Cudowna okolica zimą, a pewnie jeszcze piękniejsza latem. Super miejsce do relaksu :)
Edycja administratora: Brak odstępów między tekstem i emotikonami.
-
Dziś deszcz ze śniegiem :facepalm: zrobiła się breja na drogach również , dziś też 5 okonków tylko mniejszych i jedna obcinka szczupacza >:O
-
Dziś deszcz ze śniegiem :facepalm: zrobiła się breja na drogach również , dziś też 5 okonków tylko mniejszych i jedna obcinka szczupacza >:O
Masz zdrowie. :thumbup:
-
Dziś deszcz ze śniegiem :facepalm: zrobiła się breja na drogach również , dziś też 5 okonków tylko mniejszych i jedna obcinka szczupacza >:O
Masz zdrowie. :thumbup:
Nie ma złej pogody - tylko nieprzygotowani ludzie :P
-
Gratuluję tych okoni z piątku!
Ja bardzo bym chciał połowić z lodu, ale u nas nie ma takiej możliwości :(
-
I prędko nie będzie :\
-
(https://splawikigrunt.pl/forum/gallery/23_04_12_18_4_40_49.jpeg) (http://splawikigrunt.pl/forum/index.php?topic=13450.msg380063#msg380063)
-
to już.naprawde ostatnia Nocka na Odrze z 22-23 grudnia 2018 można powiedzieć wigilijna 😄🎣.
Przyjechaliśmy około 15 szybkie rozpakowanie bo około 16 już jest ciemno dodatkowo mocny wiatr i pochmurne niebo, mało tego jeszcze przyszedł gruby deszcz, ale jak już jesteś to nie ważne jaka pogoda ważne żeby szczytówka drgala.
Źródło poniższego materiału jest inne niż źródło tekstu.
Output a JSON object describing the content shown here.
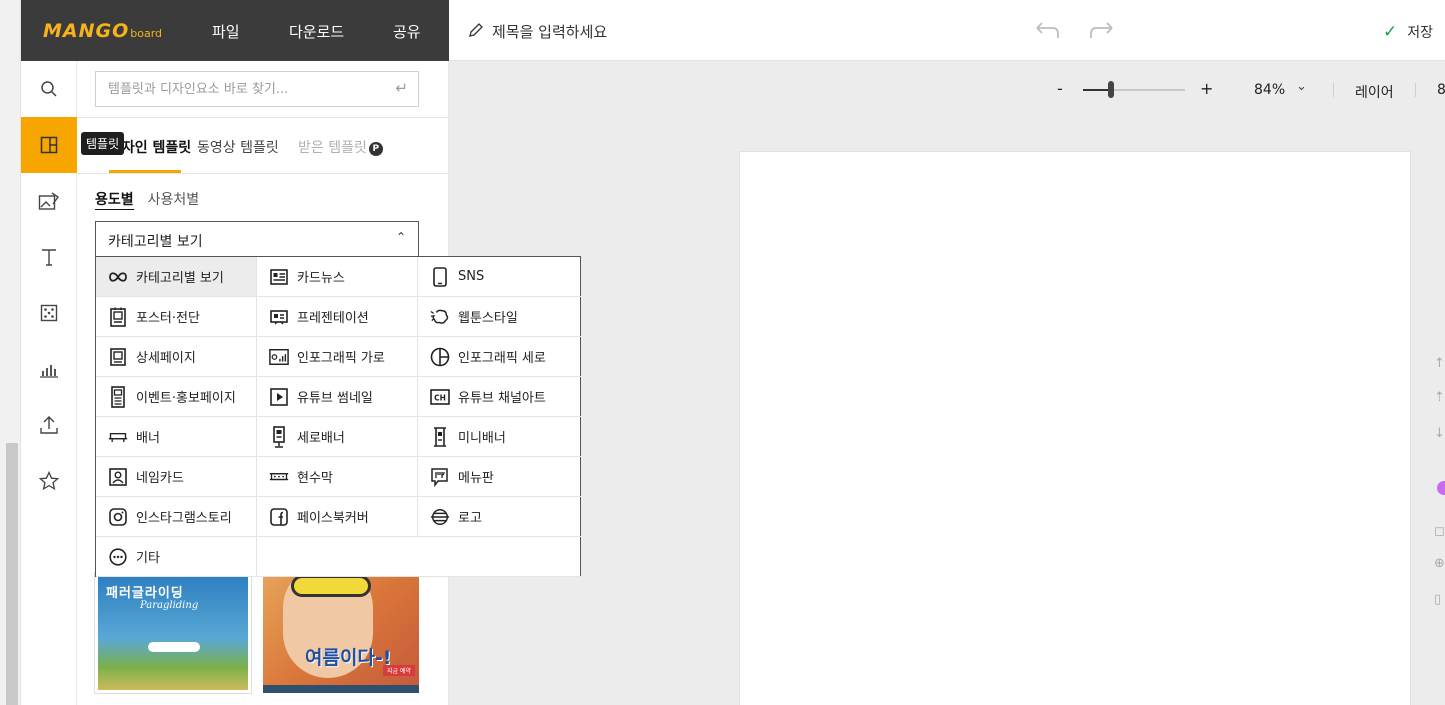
{
  "app": {
    "logo_main": "MANGO",
    "logo_sub": "board",
    "menu": [
      "파일",
      "다운로드",
      "공유"
    ]
  },
  "header": {
    "title_placeholder": "제목을 입력하세요",
    "save_label": "저장 "
  },
  "zoom": {
    "minus": "-",
    "plus": "+",
    "value": "84%",
    "level": 0.27,
    "layer_label": "레이어",
    "extra": "8"
  },
  "rail": {
    "tooltip": "템플릿",
    "items": [
      "search-icon",
      "template-icon",
      "image-icon",
      "text-icon",
      "element-icon",
      "chart-icon",
      "upload-icon",
      "star-icon"
    ],
    "active_color": "#f7a600"
  },
  "panel": {
    "search_placeholder": "템플릿과 디자인요소 바로 찾기...",
    "tabs": [
      {
        "label": "디자인 템플릿"
      },
      {
        "label": "동영상 템플릿"
      },
      {
        "label": "받은 템플릿"
      }
    ],
    "tab_badge": "P",
    "subtabs": [
      "용도별",
      "사용처별"
    ],
    "select_value": "카테고리별 보기"
  },
  "dropdown": {
    "items": [
      {
        "label": "카테고리별 보기",
        "icon": "infinity-icon"
      },
      {
        "label": "카드뉴스",
        "icon": "cardnews-icon"
      },
      {
        "label": "SNS",
        "icon": "phone-icon"
      },
      {
        "label": "포스터·전단",
        "icon": "poster-icon"
      },
      {
        "label": "프레젠테이션",
        "icon": "presentation-icon"
      },
      {
        "label": "웹툰스타일",
        "icon": "webtoon-icon"
      },
      {
        "label": "상세페이지",
        "icon": "detail-page-icon"
      },
      {
        "label": "인포그래픽 가로",
        "icon": "infographic-horizontal-icon"
      },
      {
        "label": "인포그래픽 세로",
        "icon": "infographic-vertical-icon"
      },
      {
        "label": "이벤트·홍보페이지",
        "icon": "event-page-icon"
      },
      {
        "label": "유튜브 썸네일",
        "icon": "youtube-thumbnail-icon"
      },
      {
        "label": "유튜브 채널아트",
        "icon": "youtube-channel-icon"
      },
      {
        "label": "배너",
        "icon": "banner-icon"
      },
      {
        "label": "세로배너",
        "icon": "vertical-banner-icon"
      },
      {
        "label": "미니배너",
        "icon": "mini-banner-icon"
      },
      {
        "label": "네임카드",
        "icon": "namecard-icon"
      },
      {
        "label": "현수막",
        "icon": "placard-icon"
      },
      {
        "label": "메뉴판",
        "icon": "menu-board-icon"
      },
      {
        "label": "인스타그램스토리",
        "icon": "instagram-icon"
      },
      {
        "label": "페이스북커버",
        "icon": "facebook-icon"
      },
      {
        "label": "로고",
        "icon": "logo-icon"
      },
      {
        "label": "기타",
        "icon": "more-icon"
      }
    ]
  },
  "thumbnails": {
    "first_title": "패러글라이딩",
    "first_sub": "Paragliding",
    "second_title": "여름이다-!",
    "second_badge": "지금 예약"
  }
}
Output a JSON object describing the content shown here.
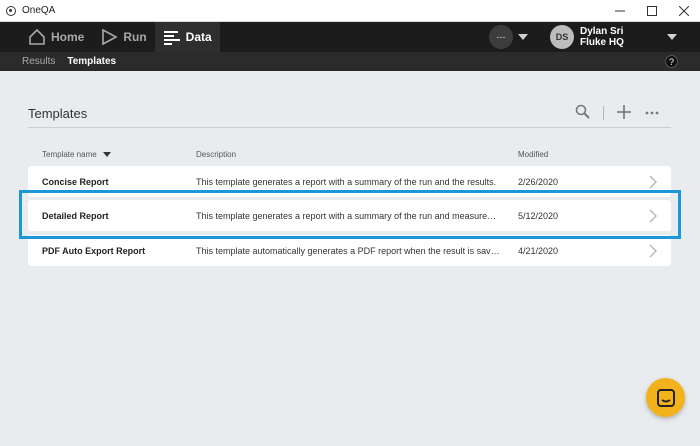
{
  "window": {
    "title": "OneQA"
  },
  "topnav": {
    "items": [
      {
        "label": "Home",
        "icon": "home-icon"
      },
      {
        "label": "Run",
        "icon": "play-icon"
      },
      {
        "label": "Data",
        "icon": "data-icon",
        "active": true
      }
    ],
    "status": "---",
    "user": {
      "initials": "DS",
      "name": "Dylan Sri",
      "org": "Fluke HQ"
    }
  },
  "subnav": {
    "items": [
      "Results",
      "Templates"
    ],
    "active": "Templates",
    "help": "?"
  },
  "page": {
    "title": "Templates"
  },
  "table": {
    "columns": [
      "Template name",
      "Description",
      "Modified"
    ],
    "sorted_column": "Template name",
    "rows": [
      {
        "name": "Concise Report",
        "description": "This template generates a report with a summary of the run and the results.",
        "modified": "2/26/2020"
      },
      {
        "name": "Detailed Report",
        "description": "This template generates a report with a summary of the run and measurements.",
        "modified": "5/12/2020"
      },
      {
        "name": "PDF Auto Export Report",
        "description": "This template automatically generates a PDF report when the result is saved.",
        "modified": "4/21/2020"
      }
    ],
    "highlighted_row": 1
  },
  "colors": {
    "accent": "#1b96d6",
    "fab": "#f3b21b",
    "nav_bg": "#1c1c1c"
  }
}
Wstępne necenie 10 kulek rzut i krap rzut i krap pomiędzy nimi trafiały się plotki. Po paru godzinach ręka bolała od zacinania. Niestety leszcze na które liczyłem nie pojawiły się, ale co tam grudzień grudniem ważne że robota była. Krótka sesja zdjęciowa i rybki z powrotem do wody a że było ich dosyć sporo to kolega pomogł. Pozdrawiam wszystkich maniaków nocnych feederowych zasiadek życząc udanych połowów 😄 🎣
-
:bravo: Iron Man
-
Pięknie powiedz Artur , gdzie na Odrze łowicie
-
Artur - w tym roku tak wcześnie się poddajesz? 😁
-
Pięknie powiedz Artur , gdzie na Odrze łowicie
Tym razem była Dolna Odra
-
Pięknie powiedz Artur , gdzie na Odrze łowicie
Tym razem była Dolna Odra
A dokładnie
-
Artur - w tym roku tak wcześnie się poddajesz? 😁
Na nocki tsk ale za tydzień są jeszcze zawody feederowe których jestem współorganizatorem
-
Dzisiaj w ramach walki ze świątecznym majonezem wyskoczyłem na mały spacer po Drawie. Spinning ustąpił miejsca aparatowi, więc szczupaki czuły się dzisiaj bezpiecznie. :)
(https://splawikigrunt.pl/forum/gallery/2009_23_12_18_6_28_12.jpeg)
(https://splawikigrunt.pl/forum/gallery/2009_23_12_18_6_28_47.jpeg)
(https://splawikigrunt.pl/forum/gallery/2009_23_12_18_6_29_23.jpeg)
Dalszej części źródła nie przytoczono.